Eigen-solver backends#

Modal analysis (Modal analysis) and cyclic-symmetry modal analysis (Cyclic-symmetry modal analysis) both dispatch the eigensolution through the eigen-solver registry in femorph_solver.solvers.eigen. Three backends are exposed; the auto-chain picks the right one based on problem size and which optional dependencies are installed.

Auto-chain dispatch#

  • ARPACK (default) — shift-invert Lanczos via scipy.sparse.linalg.eigsh(). Universally available (ships with SciPy). Optimal for the lowest few modes of a large sparse SPD problem.

  • PRIMME — block-Davidson with adaptive restart (Stathopoulos & McCombs 2010). Selected automatically for large problems (rough heuristic: \(N > 10^{6}\) DOFs) or when the caller asks for many modes (\(n_\mathrm{modes} > 100\)). Needs the optional primme extra (pip install "femorph-solver[primme]").

  • LOBPCG — locally-optimal block PCG (Knyazev 2001). Factor-free; selected via eigen_solver="lobpcg". Useful for memory-constrained regimes where the \((\mathbf{K} - \sigma \mathbf{M})\) factor wouldn’t fit; supports a built-in preconditioner ("factor" / "jacobi" / "none") tuned for plate / shell stiffness conditioning.

When eigen_solver="auto" the registry picks based on the heuristic above; pass an explicit identifier to override.

Backend-by-backend#

ARPACK#

The shift-invert path is what femorph-solver runs by default:

\[\mathbf{S}_{\sigma} = (\mathbf{K} - \sigma\, \mathbf{M})^{-1}\, \mathbf{M},\]

with \(\sigma = 0\) by default. See Modal eigenvalue problem and shift-invert Lanczos for the Lanczos derivation and why shift-invert beats power iteration.

  • Strengths. Universal availability; optimal for the lowest few modes of a sparse SPD GEVP; reverse-comm API lets the caller swap in any linear backend for the inner factor (Pardiso / CHOLMOD / MUMPS / SuperLU).

  • Weaknesses. Many-mode runs (>100) ramp up the Krylov subspace size and the work-space memory grows quadratically.

PRIMME#

Block-Davidson with built-in preconditioner support and restart-aware convergence. The optimal choice when the problem is large enough that ARPACK’s Krylov subspace dominates memory, or when many modes are needed.

  • Strengths. Block iteration parallelises matrix-vector products; preconditioner support out of the box; faster convergence on tightly-clustered eigenvalues.

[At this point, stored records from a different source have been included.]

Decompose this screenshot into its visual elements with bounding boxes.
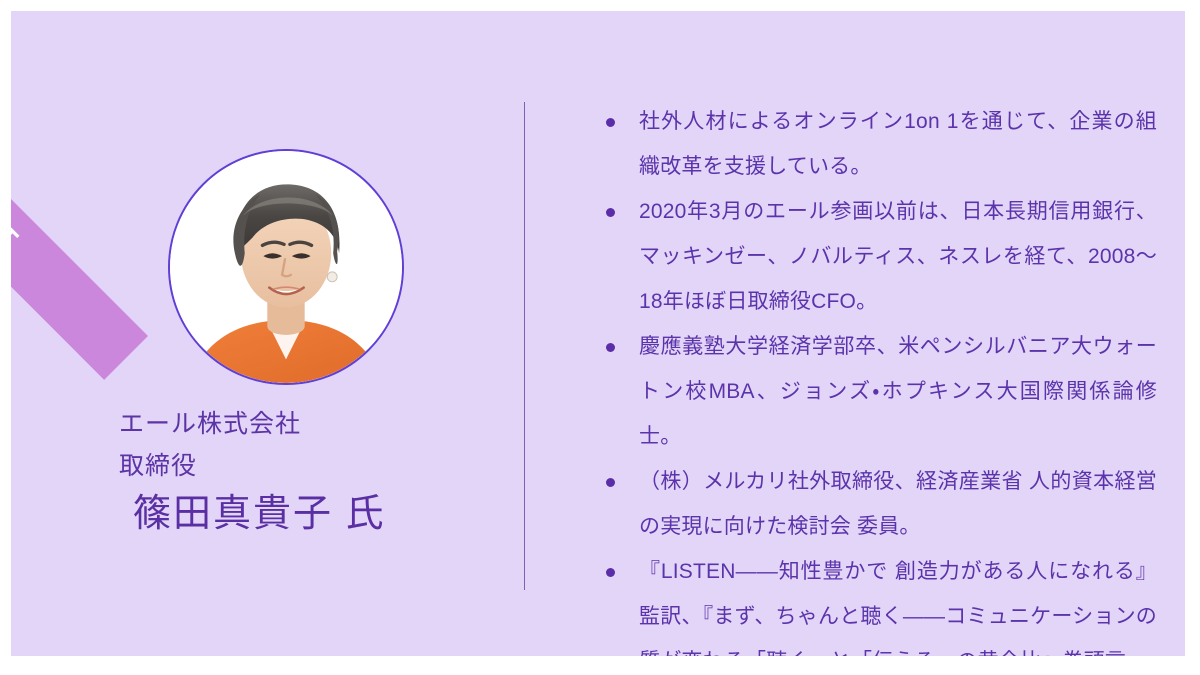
slide-panel: GUEST (11, 11, 1185, 656)
column-divider (524, 102, 525, 590)
bio-list-item: 社外人材によるオンライン1on 1を通じて、企業の組織改革を支援している。 (597, 99, 1157, 189)
profile-column: エール株式会社 取締役 篠田真貴子 氏 (23, 131, 513, 591)
slide-canvas: GUEST (0, 0, 1200, 675)
person-name: 篠田真貴子 氏 (119, 487, 513, 541)
bio-list-item: （株）メルカリ社外取締役、経済産業省 人的資本経営の実現に向けた検討会 委員。 (597, 459, 1157, 549)
job-title: 取締役 (119, 445, 513, 487)
avatar (168, 149, 404, 385)
identity-block: エール株式会社 取締役 篠田真貴子 氏 (23, 403, 513, 541)
organization-name: エール株式会社 (119, 403, 513, 445)
bio-list-item: 2020年3月のエール参画以前は、日本長期信用銀行、マッキンゼー、ノバルティス、… (597, 189, 1157, 324)
bio-list: 社外人材によるオンライン1on 1を通じて、企業の組織改革を支援している。 20… (597, 99, 1157, 656)
bio-list-item: 『LISTEN――知性豊かで 創造力がある人になれる』監訳、『まず、ちゃんと聴く… (597, 549, 1157, 656)
bio-list-item: 慶應義塾大学経済学部卒、米ペンシルバニア大ウォートン校MBA、ジョンズ・ホプキン… (597, 324, 1157, 459)
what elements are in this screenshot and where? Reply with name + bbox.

  • Weaknesses. Optional dependency (primme Python package); not in every Python wheel cache.

LOBPCG#

Factor-free iteration on the original GEVP — no shift- invert solve at every step, just a preconditioned matrix- vector product.

  • Strengths. Constant-memory in \(n_\mathrm{modes}\); doesn’t need a sparse-direct factor at all. Useful when the factor wouldn’t fit (very large 3D mesh on a memory-constrained host).

  • Weaknesses. Convergence is preconditioner-sensitive; the SciPy shipped LOBPCG (used here) is slower than ARPACK on the typical 10-50 mode runs that dominate verification workloads.

Mass-orthonormalisation#

All three backends return mass-orthonormalised eigenvectors — \(\boldsymbol{\phi}_{i}^{\!\top}\, \mathbf{M}\, \boldsymbol{\phi}_{j} = \delta_{ij}\) — to machine precision on converged modes. The ModalResult post-processor preserves that property regardless of which backend ran the solve.

Inspecting the registry#

from femorph_solver.solvers.eigen import list_eigen_solvers
print(list_eigen_solvers())
# → {"arpack": True, "primme": False, "lobpcg": True}

Implementation: femorph_solver.solvers.eigen (registry + auto-chain) plus per-backend wrappers femorph_solver.solvers.eigen._arpack, femorph_solver.solvers.eigen._primme, femorph_solver.solvers.eigen._lobpcg.

References#

  • Lehoucq, R. B., Sorensen, D. C. and Yang, C. (1998) ARPACK Users’ Guide, SIAM SET 6.

  • Stathopoulos, A. and McCombs, J. R. (2010) “PRIMME: PReconditioned Iterative MultiMethod Eigensolver — Methods and Software Description,” ACM TOMS 37 (2), 1–30.

  • Knyazev, A. V. (2001) “Toward the optimal preconditioned eigensolver: locally optimal block preconditioned conjugate gradient method,” SIAM J. Sci. Comput. 23 (2), 517–541.

  • Parlett, B. N. (1998) The Symmetric Eigenvalue Problem, SIAM (foundational treatment of all three).

  • Saad, Y. (2011) Numerical Methods for Large Eigenvalue Problems, 2nd ed., SIAM (Lanczos / Davidson comparison).